Diver with sea snot underwater
A diver surrounded by sea snot underwater in Turkey (Sebnem Coskun / Anadolu Agency via Getty)

The link between marine mucilage on the surface and the clouds and stringers underwater became clear during the 1980s, when researchers diving in the Adriatic first observed the unusual masses. Scientists had missed this phenomenon earlier, Stachowitsch said, “because the instruments that were used to bring up water samples from the ocean were quite brutal, so they shook up the water,” destroying the mucus. Humans could see it only if they went down themselves, either with scuba gear or in submersibles.
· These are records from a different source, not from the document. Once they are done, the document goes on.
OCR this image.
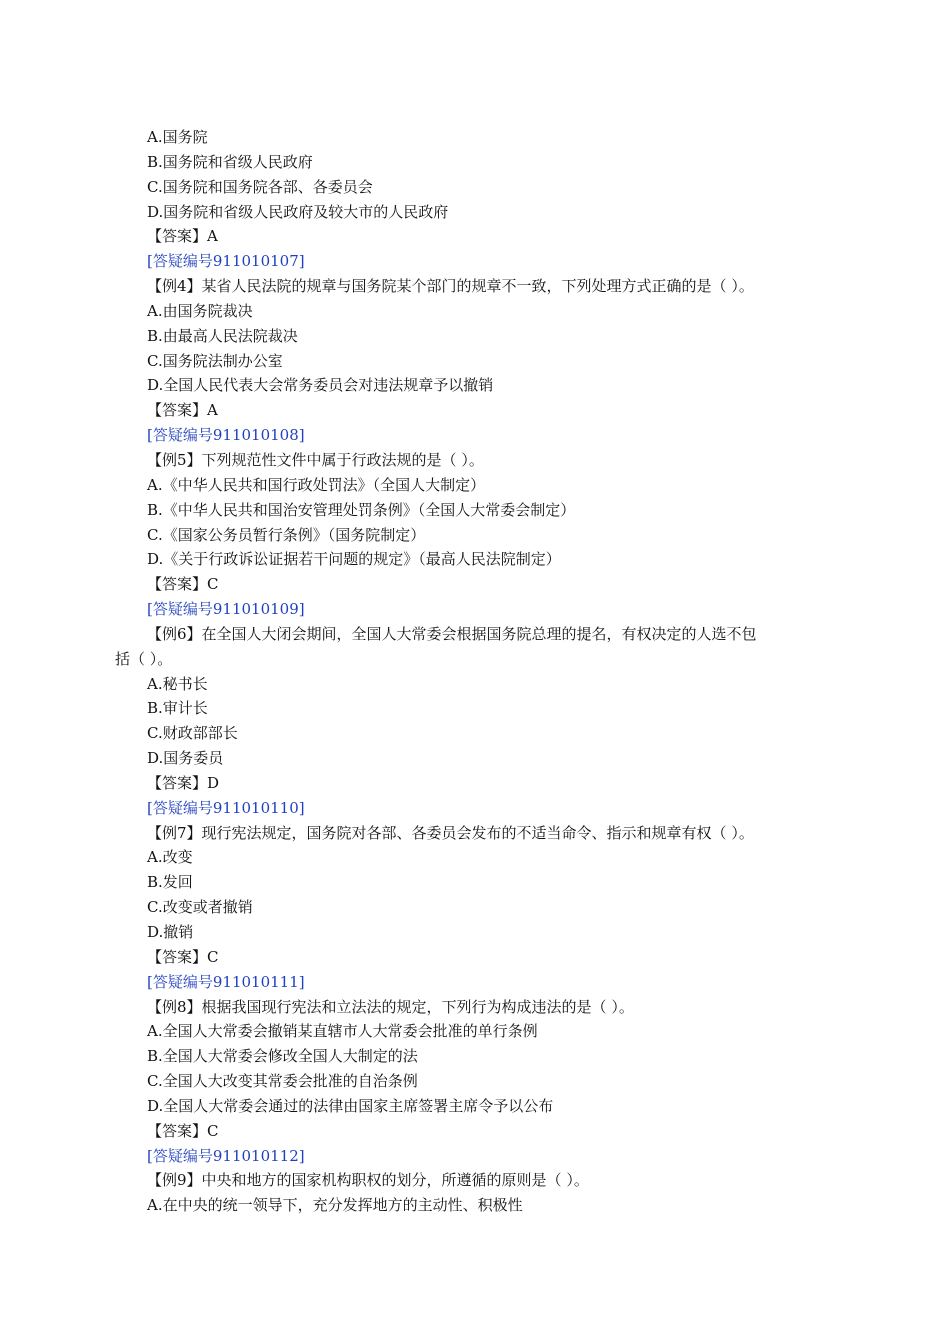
A.国务院
B.国务院和省级人民政府
C.国务院和国务院各部、各委员会
D.国务院和省级人民政府及较大市的人民政府
【答案】A
[答疑编号911010107]
【例4】某省人民法院的规章与国务院某个部门的规章不一致，下列处理方式正确的是（ ）。
A.由国务院裁决
B.由最高人民法院裁决
C.国务院法制办公室
D.全国人民代表大会常务委员会对违法规章予以撤销
【答案】A
[答疑编号911010108]
【例5】下列规范性文件中属于行政法规的是（ ）。
A.《中华人民共和国行政处罚法》（全国人大制定）
B.《中华人民共和国治安管理处罚条例》（全国人大常委会制定）
C.《国家公务员暂行条例》（国务院制定）
D.《关于行政诉讼证据若干问题的规定》（最高人民法院制定）
【答案】C
[答疑编号911010109]
【例6】在全国人大闭会期间，全国人大常委会根据国务院总理的提名，有权决定的人选不包
括（ ）。
A.秘书长
B.审计长
C.财政部部长
D.国务委员
【答案】D
[答疑编号911010110]
【例7】现行宪法规定，国务院对各部、各委员会发布的不适当命令、指示和规章有权（ ）。
A.改变
B.发回
C.改变或者撤销
D.撤销
【答案】C
[答疑编号911010111]
【例8】根据我国现行宪法和立法法的规定，下列行为构成违法的是（ ）。
A.全国人大常委会撤销某直辖市人大常委会批准的单行条例
B.全国人大常委会修改全国人大制定的法
C.全国人大改变其常委会批准的自治条例
D.全国人大常委会通过的法律由国家主席签署主席令予以公布
【答案】C
[答疑编号911010112]
【例9】中央和地方的国家机构职权的划分，所遵循的原则是（ ）。
A.在中央的统一领导下，充分发挥地方的主动性、积极性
Gerhard Herndl, an oceanographer now at the University of Vienna, told me that while diving in the ’80s, he mistook the first cloud of mucus he ever saw for a shark. Until that moment, he had not known that sea snot could grow to such behemoth proportions.

The mucus floating underwater was fascinating—even beautiful—but what scientists saw on the seafloor was disturbing. They already knew that unsightly layers of the mucus could float to the surface. Now they discovered that they could also sink, covering corals, sponges, brittle stars, mollusks, and any other unlucky creatures on the seafloor, cutting them off from oxygen. “They’re literally smothered,” says Alice Alldredge, an oceanographer at UC Santa Barbara. “Sure, it’s uncomfortable for us as human beings to have all this gunk at the surface. But the bottom-dwelling organisms are going to die.” An ecosystem takes years to fully recover from such a mass mortality.

For this reason, vacuuming up sea snot on the surface in Turkey is too little, too late for the local ocean ecosystem. To deal with the root of the problem, Turkey will have to prevent untreated wastewater and runoff from entering the Sea of Marmara in the first place. That certainly won’t clear up the sea this summer. But evidence from Italy suggests that such efforts might quell Turkey’s ocean flu in the long run. In the Adriatic, Pusceddu says, mucilage outbreaks have died down since Italy began cleaning up the wastewater that flows into it. The sea has returned to what looks like a healthier, less slimy normal.